Avec Paoli Dam, Sudip Mukherjee, Tómas Lemarquis, Sumeet Thakur

 

 

 Un homme qui vit dans la forêt, dort dans les arbres, mange des champignons (chatrak, en bengali) ; son frère, Rahul, architecte revenu de Dubaï pour superviser un chantier à Calcutta, retrouvant sa compagne Paoli. Il y a, dans ce programme fictionnel liminaire, de quoi tisser une opposition entre la nature et la ville.

 

 Disons-le d'emblée, Chatrak est une fable écologique, mais dépourvue de tout le fatras idéaliste qui pourrait alourdir le positionnement de Vimukthi Jayasundara. Le cinéaste utilise les moyens du cinéma pour créer son opposition en se gardant de toute pesanteur discursive.
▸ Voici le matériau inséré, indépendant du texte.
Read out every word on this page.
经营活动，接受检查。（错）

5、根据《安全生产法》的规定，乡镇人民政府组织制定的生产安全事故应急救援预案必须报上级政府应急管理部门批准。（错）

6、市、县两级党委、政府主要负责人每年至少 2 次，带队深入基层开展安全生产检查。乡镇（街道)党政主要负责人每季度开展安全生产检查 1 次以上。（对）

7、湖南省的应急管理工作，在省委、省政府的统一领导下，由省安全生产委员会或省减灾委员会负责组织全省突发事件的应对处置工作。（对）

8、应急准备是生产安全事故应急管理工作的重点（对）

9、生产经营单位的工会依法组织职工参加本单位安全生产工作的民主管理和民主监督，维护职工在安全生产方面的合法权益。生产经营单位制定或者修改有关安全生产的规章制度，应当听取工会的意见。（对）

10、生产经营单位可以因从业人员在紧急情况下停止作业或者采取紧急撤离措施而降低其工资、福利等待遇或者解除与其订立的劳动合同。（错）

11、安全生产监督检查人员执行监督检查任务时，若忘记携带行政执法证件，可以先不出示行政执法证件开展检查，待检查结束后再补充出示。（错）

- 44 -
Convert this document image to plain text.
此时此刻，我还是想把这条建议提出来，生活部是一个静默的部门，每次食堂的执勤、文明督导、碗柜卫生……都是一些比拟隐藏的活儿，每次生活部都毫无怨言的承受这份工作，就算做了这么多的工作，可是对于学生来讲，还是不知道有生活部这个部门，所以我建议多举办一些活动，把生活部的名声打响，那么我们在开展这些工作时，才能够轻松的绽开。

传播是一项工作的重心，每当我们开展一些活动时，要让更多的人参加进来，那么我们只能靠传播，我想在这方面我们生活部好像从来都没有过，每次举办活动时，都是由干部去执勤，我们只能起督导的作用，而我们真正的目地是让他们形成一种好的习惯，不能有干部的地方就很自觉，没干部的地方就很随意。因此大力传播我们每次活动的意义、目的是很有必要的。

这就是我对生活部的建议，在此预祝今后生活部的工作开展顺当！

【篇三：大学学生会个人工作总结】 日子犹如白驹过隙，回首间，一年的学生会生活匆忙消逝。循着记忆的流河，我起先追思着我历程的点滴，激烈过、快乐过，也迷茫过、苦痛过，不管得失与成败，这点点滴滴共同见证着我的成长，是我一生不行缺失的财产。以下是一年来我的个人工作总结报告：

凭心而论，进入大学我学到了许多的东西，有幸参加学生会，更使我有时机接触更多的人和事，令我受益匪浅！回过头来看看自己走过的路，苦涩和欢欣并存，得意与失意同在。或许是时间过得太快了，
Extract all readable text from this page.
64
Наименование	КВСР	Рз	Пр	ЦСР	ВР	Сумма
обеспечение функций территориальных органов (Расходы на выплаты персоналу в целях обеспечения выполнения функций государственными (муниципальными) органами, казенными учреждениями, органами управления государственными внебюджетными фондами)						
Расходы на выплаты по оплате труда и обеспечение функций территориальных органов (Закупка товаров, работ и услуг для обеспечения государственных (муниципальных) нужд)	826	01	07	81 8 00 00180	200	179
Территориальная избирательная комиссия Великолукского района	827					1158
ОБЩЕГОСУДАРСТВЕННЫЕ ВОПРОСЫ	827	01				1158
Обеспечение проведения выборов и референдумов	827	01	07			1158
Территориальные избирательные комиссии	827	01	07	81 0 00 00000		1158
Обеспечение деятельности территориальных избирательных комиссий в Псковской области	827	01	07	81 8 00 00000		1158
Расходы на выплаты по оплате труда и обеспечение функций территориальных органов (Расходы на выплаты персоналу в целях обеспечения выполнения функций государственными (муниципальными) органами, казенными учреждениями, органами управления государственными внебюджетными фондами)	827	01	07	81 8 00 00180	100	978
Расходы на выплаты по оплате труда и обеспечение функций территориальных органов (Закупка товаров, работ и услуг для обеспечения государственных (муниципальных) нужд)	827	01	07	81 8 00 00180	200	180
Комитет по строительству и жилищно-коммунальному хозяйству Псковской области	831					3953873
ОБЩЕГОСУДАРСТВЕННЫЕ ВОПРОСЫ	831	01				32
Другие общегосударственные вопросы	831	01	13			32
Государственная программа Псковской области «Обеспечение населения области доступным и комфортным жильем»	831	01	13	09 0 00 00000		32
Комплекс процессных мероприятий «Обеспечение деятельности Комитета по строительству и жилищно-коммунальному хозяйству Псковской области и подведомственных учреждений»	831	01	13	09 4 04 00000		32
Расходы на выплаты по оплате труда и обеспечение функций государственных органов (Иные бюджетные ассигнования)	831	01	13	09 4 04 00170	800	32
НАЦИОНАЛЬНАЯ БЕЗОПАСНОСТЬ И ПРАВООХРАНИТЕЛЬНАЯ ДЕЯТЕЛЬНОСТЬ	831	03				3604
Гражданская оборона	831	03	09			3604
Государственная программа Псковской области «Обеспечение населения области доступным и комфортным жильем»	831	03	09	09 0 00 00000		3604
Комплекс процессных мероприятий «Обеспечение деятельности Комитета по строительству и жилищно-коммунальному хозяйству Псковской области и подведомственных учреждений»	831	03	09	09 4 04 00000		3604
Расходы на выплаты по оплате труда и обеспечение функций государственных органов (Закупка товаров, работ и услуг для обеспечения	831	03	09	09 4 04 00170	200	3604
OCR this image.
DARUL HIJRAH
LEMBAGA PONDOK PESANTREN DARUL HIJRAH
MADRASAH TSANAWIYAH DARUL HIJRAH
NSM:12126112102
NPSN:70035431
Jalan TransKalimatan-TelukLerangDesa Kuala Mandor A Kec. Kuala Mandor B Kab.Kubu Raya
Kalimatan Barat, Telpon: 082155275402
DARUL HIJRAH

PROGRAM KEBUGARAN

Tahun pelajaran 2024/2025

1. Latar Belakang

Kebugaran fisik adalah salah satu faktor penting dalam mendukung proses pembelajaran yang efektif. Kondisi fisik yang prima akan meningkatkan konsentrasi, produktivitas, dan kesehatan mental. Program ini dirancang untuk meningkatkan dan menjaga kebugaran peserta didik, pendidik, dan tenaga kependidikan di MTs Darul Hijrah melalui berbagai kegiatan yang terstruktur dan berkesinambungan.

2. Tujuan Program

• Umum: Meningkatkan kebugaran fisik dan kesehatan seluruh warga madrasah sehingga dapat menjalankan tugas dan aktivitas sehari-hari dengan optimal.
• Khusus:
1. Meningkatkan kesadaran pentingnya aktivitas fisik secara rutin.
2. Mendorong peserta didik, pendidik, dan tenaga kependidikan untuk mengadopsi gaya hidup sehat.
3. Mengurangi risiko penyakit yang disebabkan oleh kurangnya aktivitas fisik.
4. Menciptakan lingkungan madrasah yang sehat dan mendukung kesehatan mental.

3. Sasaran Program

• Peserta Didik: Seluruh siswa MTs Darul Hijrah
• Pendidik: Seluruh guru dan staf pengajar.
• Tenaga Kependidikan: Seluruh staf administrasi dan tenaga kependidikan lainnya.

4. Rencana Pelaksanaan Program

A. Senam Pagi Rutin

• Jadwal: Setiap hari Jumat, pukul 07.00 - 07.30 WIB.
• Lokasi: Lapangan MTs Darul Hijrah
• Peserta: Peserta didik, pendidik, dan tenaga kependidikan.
C'est ainsi que pour éviter toute séparation nette et tranchée entre ville et nature, il commence son récit par de longues minutes dans la forêt, essentiellement silencieuses, à la rencontre de cet homme y vivant, et ses liens avec un soldat gardant la frontière.

 

 Inutile de chercher un sens dans ces premières séquences exaltant la nature, magnifiquement filmée, où bruissent les feuilles des arbres et résonnent les chants des oiseaux. Si Jayasundara réussit son approche cinématographique, c'est en exaltant la nature au détriment de la ville, de manière purement visuelle. C'est ainsi que la forêt nous apparaît immense, marquée par des chausse-trapes (le soldat qui chute), mais permettant une forme d'épanouissement (le plan où le soldat et l'homme vont se baigner, nus, dans une rivière). Dans ce dernier passage bucolique, la caméra reste éloignée, de manière à rendre compte de l'étendue. Le plan respire.

 

 Toute autre est la représentation de la ville, caractérisée par une contradiction révélatrice du virage vers la modernité opérée par une ville tentaculaire comme Calcutta. La ville apparaît grouillante et étouffante dès lors que les personnages circulent en rickshaw (à la recherche du frère), tout autant que son gigantisme s'affirme par la vision des immeubles en construction. Pourtant, c'est dans cette représentation de ces chantiers qu'on a l'impression d'un étouffement : la grisaille dominante bouche l'horizon, aplatissant les perspectives.

 

 Perché dans une pièce vide, recevant un ouvrier vantant les qualités de son fils, la position de Rahul révèle une immense solitude. Là où le soldat et frère fou communiquent par des gestes (jusqu'au mimétisme de l'un), la tentative de séduction d'un patron par un ouvrier ne débouche sur rien de concret. La parole ne débouche que sur du vide, dans une forme d'absurdité kafkaïenne.

 

 C'est le mutisme à l'œuvre dans "Chatrak" qui, quelque part, peut déranger. Il est clair que Jayasundara appartient à une génération de cinéastes contemporains faisant plus confiance à la force signifiante des images qu'aux dialogues explicatifs. Mais plus encore, ce sont les décrochages narratifs – qui font fonctionner son film par blocs de récits à l'allure autonome – qui le rapprochent d'un cinéaste comme Apichatpong Weerasethakul.

 

 Mais cette maîtrise esthétique, cette conscience d'un sujet porteur (les dégâts occasionnés sur la nature par la modernisation des villes) laissent un peu en rade les personnages principaux du film. S'il y a à la fois une présence physique réelle, une typologie caractéristique, elles restent immuables : Sudip Mukherjee (Rahul), du haut de son corps massif, n'habite pas assez son rôle, restant sur un plan dépressif unilatéral.

 

 De même, en confiant un rôle à Paoli Dam, icône du cinéma sensuel indien, Jayasundara n'arrive que paradoxalement à la faire exister : si elle apparaît comme une femme forte, libre (elle console Rahul, rentre tard le soir), son personnage reste très peu développé. L'apparition, à deux reprises, d'un homme par la fenêtre venant réclamer de l'argent à Paoli, au lieu d'enrichir le récit, laisse en fait planer la sensation d'une piste narrative pas vraiment exploitée. Dommage.